I write this because some very strong jobs numbers came out of the US on Friday last week. As an investor this is the sort of thing you would normally want to see. Vanda Research (one of our research providers) have calculated that if jobs markets are really this strong, it has taken at least 2 years from there to reach a recession. There are normally some very good gains to be made in equity markets in the two years before a recession. At some point, however, continued economic strength means inflation risks come back on the agenda. Indeed, we are starting to see some signs of an inflationary pick up on the goods side of markets (after a few months of price falls). Used car prices (measured by the Mannheim Used Car Index) are up 3% from their lows and we hear anecdotally of more strength to come in this market.

That said, we continue to think that a growth slowdown remains the bigger risk. My three things this week are three reasons why we lean this way. First, there is the mystery of oil prices. If growth is strong and China is re-opening (as it clearly is) then why are oil prices falling? And it’s not just oil, below is the broader Bloomberg Commodity Index which is in a clear downtrend. And remember this is measured in USD dollars. Recent strength in the Euro and Sterling means this has actually been falling faster for many of us in Europe.

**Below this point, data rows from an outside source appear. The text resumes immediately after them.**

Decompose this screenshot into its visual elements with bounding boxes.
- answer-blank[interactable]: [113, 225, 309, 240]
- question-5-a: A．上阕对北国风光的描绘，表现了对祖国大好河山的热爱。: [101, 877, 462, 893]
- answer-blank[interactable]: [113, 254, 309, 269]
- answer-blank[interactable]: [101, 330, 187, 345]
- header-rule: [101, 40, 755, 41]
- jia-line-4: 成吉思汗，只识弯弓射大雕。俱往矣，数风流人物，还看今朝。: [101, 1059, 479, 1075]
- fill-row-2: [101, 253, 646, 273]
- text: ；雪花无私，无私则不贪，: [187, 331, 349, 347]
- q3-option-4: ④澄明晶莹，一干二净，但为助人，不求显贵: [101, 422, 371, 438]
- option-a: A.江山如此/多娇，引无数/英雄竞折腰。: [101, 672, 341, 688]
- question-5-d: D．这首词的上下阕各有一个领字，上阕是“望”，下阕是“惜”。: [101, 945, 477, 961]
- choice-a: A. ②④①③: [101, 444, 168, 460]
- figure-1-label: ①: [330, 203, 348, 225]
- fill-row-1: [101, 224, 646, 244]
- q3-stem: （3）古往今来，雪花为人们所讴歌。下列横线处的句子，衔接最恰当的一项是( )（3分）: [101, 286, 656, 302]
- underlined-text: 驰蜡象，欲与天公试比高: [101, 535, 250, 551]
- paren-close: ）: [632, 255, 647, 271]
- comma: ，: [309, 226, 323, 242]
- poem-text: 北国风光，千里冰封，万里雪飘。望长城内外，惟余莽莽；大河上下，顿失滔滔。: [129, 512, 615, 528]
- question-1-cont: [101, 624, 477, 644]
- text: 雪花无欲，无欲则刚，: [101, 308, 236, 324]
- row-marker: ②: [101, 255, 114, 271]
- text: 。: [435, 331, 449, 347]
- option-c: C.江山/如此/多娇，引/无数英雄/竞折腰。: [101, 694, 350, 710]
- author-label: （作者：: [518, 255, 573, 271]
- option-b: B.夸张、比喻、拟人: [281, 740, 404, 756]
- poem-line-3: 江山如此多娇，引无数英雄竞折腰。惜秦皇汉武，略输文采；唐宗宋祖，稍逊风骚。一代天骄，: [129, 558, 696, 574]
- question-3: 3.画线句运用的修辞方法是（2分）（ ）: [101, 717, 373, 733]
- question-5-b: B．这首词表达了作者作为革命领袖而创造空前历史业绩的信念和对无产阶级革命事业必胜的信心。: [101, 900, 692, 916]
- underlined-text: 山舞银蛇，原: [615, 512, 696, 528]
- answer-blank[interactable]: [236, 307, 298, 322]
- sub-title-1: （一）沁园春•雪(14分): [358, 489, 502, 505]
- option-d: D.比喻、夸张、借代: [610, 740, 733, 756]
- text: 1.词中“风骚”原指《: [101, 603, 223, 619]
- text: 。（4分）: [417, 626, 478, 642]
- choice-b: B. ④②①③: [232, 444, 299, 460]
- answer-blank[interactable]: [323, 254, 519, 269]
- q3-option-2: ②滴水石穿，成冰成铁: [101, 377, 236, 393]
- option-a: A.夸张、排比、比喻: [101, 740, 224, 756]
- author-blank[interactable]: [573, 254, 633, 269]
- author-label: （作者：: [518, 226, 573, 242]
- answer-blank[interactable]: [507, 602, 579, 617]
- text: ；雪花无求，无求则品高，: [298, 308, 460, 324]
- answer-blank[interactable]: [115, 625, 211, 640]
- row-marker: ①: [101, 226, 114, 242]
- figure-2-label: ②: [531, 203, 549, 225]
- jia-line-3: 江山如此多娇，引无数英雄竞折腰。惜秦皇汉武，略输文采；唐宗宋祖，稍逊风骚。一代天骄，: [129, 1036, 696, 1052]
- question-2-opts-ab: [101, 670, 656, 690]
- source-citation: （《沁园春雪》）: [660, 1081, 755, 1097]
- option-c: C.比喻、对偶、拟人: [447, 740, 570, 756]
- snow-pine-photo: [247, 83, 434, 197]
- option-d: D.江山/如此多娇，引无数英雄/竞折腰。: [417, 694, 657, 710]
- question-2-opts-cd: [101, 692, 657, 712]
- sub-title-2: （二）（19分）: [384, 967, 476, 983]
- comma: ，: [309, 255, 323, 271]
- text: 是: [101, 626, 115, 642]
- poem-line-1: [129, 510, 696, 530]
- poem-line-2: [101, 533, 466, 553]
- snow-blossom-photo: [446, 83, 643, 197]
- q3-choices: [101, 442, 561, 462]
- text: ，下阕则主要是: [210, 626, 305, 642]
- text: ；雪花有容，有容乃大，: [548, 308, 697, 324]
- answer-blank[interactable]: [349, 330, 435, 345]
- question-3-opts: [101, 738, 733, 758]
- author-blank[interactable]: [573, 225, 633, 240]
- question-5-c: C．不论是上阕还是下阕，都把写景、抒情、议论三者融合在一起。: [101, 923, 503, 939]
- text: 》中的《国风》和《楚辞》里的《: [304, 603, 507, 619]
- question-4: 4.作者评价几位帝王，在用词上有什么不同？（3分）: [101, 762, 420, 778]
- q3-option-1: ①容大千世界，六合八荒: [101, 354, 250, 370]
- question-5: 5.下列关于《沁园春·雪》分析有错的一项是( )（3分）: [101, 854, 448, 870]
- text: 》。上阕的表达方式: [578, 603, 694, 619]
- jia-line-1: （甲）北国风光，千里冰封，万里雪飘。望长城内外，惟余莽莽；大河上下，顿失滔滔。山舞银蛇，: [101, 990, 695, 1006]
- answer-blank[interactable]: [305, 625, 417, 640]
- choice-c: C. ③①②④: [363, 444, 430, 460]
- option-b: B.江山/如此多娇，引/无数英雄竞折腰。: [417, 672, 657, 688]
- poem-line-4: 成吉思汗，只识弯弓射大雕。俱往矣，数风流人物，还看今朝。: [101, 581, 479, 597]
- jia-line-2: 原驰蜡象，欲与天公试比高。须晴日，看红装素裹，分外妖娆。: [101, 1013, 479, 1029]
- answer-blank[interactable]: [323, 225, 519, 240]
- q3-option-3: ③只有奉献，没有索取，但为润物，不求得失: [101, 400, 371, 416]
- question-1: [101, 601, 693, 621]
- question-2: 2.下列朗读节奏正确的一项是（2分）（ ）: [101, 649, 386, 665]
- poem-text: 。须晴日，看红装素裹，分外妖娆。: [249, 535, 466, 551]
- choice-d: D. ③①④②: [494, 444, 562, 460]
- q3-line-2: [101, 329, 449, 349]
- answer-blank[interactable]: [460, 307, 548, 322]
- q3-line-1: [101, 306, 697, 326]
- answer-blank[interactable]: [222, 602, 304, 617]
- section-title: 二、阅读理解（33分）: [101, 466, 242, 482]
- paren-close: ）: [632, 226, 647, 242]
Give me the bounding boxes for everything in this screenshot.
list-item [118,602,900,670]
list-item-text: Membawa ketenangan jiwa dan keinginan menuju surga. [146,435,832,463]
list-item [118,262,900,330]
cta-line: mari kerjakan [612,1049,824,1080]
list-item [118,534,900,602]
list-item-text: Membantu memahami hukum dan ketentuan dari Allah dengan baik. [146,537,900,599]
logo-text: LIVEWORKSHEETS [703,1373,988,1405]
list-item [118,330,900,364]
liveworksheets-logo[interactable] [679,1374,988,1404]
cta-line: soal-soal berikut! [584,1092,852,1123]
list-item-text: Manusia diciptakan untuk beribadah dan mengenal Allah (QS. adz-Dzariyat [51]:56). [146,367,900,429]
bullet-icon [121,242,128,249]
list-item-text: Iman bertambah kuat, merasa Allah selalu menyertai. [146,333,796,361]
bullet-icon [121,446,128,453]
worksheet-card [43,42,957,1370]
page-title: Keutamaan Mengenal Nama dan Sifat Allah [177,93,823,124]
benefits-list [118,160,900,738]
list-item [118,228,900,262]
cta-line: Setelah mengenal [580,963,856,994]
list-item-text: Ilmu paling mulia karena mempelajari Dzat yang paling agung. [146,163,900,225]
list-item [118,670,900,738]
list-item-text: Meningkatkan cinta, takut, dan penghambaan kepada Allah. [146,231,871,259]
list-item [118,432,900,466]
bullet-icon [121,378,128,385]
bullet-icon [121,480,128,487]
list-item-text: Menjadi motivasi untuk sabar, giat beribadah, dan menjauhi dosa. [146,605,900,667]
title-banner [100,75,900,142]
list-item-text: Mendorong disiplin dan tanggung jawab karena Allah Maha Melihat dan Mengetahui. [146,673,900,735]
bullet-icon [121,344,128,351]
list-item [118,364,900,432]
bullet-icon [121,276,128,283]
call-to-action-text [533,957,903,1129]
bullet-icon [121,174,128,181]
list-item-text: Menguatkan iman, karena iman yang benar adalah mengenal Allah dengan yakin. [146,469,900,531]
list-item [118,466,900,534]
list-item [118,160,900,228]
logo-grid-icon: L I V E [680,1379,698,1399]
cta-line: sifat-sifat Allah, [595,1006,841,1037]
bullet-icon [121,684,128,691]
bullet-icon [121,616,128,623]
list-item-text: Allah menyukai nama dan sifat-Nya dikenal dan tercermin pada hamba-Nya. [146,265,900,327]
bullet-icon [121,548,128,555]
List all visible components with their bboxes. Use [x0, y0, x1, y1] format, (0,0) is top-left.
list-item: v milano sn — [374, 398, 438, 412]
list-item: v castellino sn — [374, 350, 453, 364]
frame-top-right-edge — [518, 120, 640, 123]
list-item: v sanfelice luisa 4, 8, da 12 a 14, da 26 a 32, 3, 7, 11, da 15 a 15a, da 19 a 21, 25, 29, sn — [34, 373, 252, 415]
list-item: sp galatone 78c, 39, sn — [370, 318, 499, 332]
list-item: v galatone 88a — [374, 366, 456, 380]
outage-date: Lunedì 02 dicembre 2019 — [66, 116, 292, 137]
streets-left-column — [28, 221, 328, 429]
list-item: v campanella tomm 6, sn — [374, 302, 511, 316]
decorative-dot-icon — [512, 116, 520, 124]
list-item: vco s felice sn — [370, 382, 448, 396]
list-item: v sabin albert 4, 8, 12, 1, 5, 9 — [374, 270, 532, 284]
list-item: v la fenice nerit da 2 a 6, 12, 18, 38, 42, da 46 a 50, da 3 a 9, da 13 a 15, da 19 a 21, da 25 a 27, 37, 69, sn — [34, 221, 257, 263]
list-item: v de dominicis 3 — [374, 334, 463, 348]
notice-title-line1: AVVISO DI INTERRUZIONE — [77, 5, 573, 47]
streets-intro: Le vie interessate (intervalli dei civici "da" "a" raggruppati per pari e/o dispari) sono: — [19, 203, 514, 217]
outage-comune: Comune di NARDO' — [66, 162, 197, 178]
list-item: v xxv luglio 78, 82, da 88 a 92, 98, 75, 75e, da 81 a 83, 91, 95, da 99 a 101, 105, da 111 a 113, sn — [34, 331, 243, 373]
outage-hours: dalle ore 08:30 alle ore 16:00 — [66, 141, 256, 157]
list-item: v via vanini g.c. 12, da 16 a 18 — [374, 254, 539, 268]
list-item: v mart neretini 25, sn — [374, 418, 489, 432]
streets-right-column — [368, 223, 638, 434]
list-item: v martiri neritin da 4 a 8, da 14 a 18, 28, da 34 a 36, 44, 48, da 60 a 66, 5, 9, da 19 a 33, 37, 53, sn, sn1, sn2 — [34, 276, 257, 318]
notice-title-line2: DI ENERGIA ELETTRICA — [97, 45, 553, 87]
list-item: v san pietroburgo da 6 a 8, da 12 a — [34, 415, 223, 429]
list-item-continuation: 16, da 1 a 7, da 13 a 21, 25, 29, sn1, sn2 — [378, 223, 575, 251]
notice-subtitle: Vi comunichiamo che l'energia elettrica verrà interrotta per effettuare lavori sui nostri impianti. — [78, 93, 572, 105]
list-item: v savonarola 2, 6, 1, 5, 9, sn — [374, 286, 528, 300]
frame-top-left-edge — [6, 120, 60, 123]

Second, as we wrote last week, the bond market is telling you that too strong growth is not the problem it fears. The reason for this is – in the jargon used in bond markets – that the yield curve is inverted. Short term rates (including today’s bank base rate) are above longer term interest rates. In the UK the bank base rate is 4% today and the 10 year gilt yield is 3.3%. Though the bond market is not perfect (and it was very wrong at the start of 2022) it has a much better track record than any forecaster of predicting growth slowdowns and recessions. The UK bond market is pricing in its first interest rate cut in November this year. Like commodity markets, it does not seem to be too concerned about the economy running too hot.

Finally, housing markets remain understandably weak given the recent increases in interest rates. This is equally true in the US and UK. For the latter, some Royal Institute of Chartered Surveyor data came out this week showing new sales instructions outstripping new buyers at levels we last saw in 2011 and the 2008 financial crisis. Housing is typically one of the most cyclical parts of the economy. When housing bottoms you can be more confident that any slowdown is over.  We look to be a way away from that today.

This means we continue to like bond markets as a source of yield and some protection if and when the slowdown happens. The risk to this, of course, remains a pick up in inflation. We do not see this in housing or commodities today but, as the saying goes, if the facts change we remain ready to change our opinions.

Chris Brown


IPS Capital

The value of investments may fall as well as rise and you may not get back all capital invested. Past Performance is not a guide to future performance and should not be relied upon. Nothing in this market commentary should be read as or constitutes investment advice.